Enhanced metabolic ability enabled wild panicgrass (Panicum miliaceum L. var. ruderale kit.) resistance to ALS inhibitor herbicide.

Wild panicgrass (Panicum miliaceum L. var. ruderale kit.) is an annual grass weed that primarily occurs in maize fields. Nicosulfuron is a widely used selective herbicide that effectively controls gramineous weeds in maize fields. However, owing to its long-term and extensive application, the control of P. miliaceum has been substantially reduced. The objective of this study was to determine the resistance pattern to ALS inhibitors in P. miliaceum and investigate the underlying resistance mechanisms. These are important for guiding the prevention and eradication of resistant weeds. Whole plant bioassays showed P. miliaceum had evolved high levels of resistance to nicosulfuron and multiple resistance to atrazine and mesotrione. The ALS gene sequence results indicated the absence of mutations in the resistant population. Additionally, there was no significant difference found in the inhibition rate of the ALS enzyme activity (I50) between the resistant and sensitive populations.
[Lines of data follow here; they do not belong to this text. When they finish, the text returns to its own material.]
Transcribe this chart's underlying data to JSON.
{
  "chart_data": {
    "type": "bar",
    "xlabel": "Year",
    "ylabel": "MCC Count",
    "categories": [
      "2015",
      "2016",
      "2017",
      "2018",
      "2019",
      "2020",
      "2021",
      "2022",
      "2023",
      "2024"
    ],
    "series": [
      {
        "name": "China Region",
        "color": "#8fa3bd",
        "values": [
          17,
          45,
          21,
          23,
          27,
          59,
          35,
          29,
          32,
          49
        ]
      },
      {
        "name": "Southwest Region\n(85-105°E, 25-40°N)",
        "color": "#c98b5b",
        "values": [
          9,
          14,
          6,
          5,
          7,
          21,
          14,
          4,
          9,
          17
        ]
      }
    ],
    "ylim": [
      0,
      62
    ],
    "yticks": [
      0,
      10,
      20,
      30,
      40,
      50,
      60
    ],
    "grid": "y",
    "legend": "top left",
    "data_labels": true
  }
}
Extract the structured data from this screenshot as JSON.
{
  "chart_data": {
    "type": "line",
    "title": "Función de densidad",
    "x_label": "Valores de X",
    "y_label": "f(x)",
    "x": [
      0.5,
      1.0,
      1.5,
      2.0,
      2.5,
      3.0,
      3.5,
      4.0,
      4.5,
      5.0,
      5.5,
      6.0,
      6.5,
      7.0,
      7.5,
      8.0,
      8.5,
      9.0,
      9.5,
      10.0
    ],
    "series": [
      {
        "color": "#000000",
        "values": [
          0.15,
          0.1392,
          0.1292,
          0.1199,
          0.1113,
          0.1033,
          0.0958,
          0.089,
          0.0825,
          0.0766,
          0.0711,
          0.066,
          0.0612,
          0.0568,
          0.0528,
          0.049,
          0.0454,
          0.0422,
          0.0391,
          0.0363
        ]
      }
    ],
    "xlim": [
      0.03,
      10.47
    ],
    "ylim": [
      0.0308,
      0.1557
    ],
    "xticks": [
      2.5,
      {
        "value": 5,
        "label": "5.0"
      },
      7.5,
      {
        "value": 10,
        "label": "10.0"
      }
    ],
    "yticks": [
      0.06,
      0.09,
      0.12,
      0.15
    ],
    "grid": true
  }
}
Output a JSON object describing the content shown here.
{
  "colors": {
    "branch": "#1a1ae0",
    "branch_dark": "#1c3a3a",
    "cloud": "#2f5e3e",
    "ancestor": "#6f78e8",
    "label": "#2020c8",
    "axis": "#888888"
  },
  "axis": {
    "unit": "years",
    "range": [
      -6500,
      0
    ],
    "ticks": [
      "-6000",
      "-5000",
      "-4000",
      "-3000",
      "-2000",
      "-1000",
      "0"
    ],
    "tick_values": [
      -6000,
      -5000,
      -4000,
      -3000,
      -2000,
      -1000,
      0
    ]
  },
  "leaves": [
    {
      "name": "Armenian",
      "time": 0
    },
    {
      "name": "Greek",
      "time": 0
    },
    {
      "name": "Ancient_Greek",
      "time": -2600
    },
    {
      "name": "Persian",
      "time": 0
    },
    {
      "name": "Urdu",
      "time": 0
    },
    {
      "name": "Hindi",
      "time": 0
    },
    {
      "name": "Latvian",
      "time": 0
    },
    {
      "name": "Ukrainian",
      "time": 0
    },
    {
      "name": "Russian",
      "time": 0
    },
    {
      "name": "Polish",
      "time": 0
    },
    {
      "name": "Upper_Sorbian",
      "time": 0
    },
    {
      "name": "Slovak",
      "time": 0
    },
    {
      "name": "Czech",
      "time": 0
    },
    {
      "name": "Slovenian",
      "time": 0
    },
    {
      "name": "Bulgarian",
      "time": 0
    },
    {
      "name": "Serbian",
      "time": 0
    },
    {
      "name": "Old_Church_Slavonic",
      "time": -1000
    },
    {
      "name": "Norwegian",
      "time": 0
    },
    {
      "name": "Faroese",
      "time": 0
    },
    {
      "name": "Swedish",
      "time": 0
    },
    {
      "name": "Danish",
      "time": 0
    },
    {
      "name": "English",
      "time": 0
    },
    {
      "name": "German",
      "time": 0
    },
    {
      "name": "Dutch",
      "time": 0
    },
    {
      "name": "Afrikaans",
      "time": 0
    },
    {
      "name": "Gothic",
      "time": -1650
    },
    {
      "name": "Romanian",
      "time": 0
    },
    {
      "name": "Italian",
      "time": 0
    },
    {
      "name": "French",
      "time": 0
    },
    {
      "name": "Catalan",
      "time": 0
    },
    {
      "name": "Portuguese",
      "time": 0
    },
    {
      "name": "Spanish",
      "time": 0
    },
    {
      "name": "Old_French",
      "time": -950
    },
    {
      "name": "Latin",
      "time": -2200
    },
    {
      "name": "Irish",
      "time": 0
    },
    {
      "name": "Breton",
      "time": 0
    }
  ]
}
Following the application of malathion the resistant P. miliaceum population became more sensitive to nicosulfuron. At 96 h after application of nicosulfuron, glutathione-S-transferase activity in the resistant population was significantly higher than that in the susceptible population. The study reveals that the main cause of resistance to ALS inhibitor herbicide in P. miliaceum is likely increased metabolism of herbicides. These findings may assist in devising effective strategies for preventing and eliminating resistant P. miliaceum.